The second problem is that the majority’s definition betrays a narrow, parochial focus on the decisions of our own State Board of Equalization. We cannot safely assume our sister states will share the majority’s firm conviction that California law is best. While Californians who participated in drafting the UDITPA may well have been influenced in that exercise by their knowledge of California law (see maj. opn., ante, at p. 522-523), it does not follow that we may properly assume the UDITPA adopted prior California law wholesale, or that we may treat the pre-UDITPA decisions of a single state’s administrative agency as equivalent to authoritative interpretations of a uniform, multistate law. The official comments to the UDITPA do not even mention California law.

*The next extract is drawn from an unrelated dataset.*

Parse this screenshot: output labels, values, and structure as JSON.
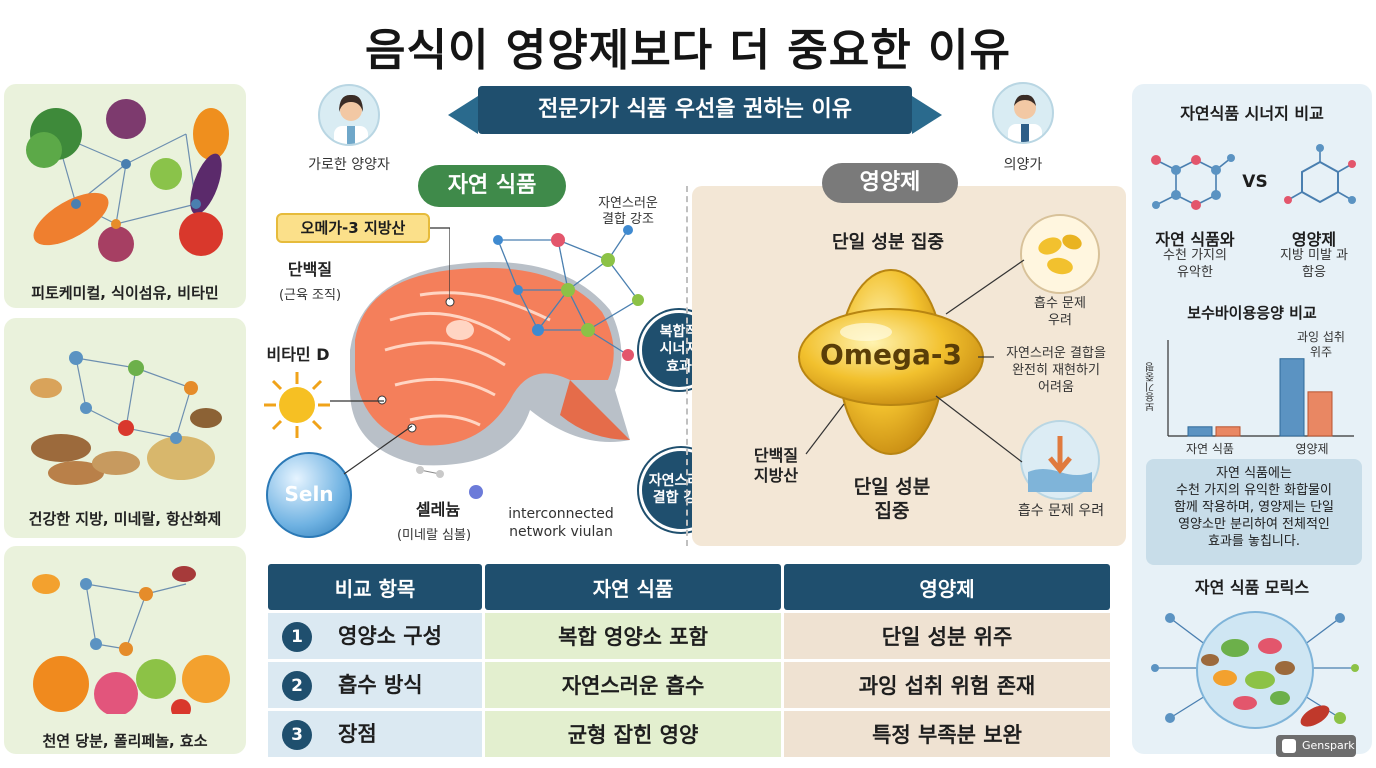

That said, I nevertheless agree with the majority that it may be “equitable” (maj. opn., ante, at p. 536) for California to tax the reversion to the extent Hoechst Celanese Corporation has deducted its contributions to the pension *542plan on its prior California tax returns. But equity in this sense is not a concern of the UDITPA. It is, instead, the domain of the tax benefit rule, a judicially developed principle that cancels out an earlier deduction when careful examination shows that a later event is fundamentally inconsistent with the premise on which the deduction was initially based. (Hillsboro National Bank v. Commissioner (1983) 460 U.S. 370, 373, 383 [103 S.Ct. 1134, 1138, 1143, 75 L.Ed.2d 130].)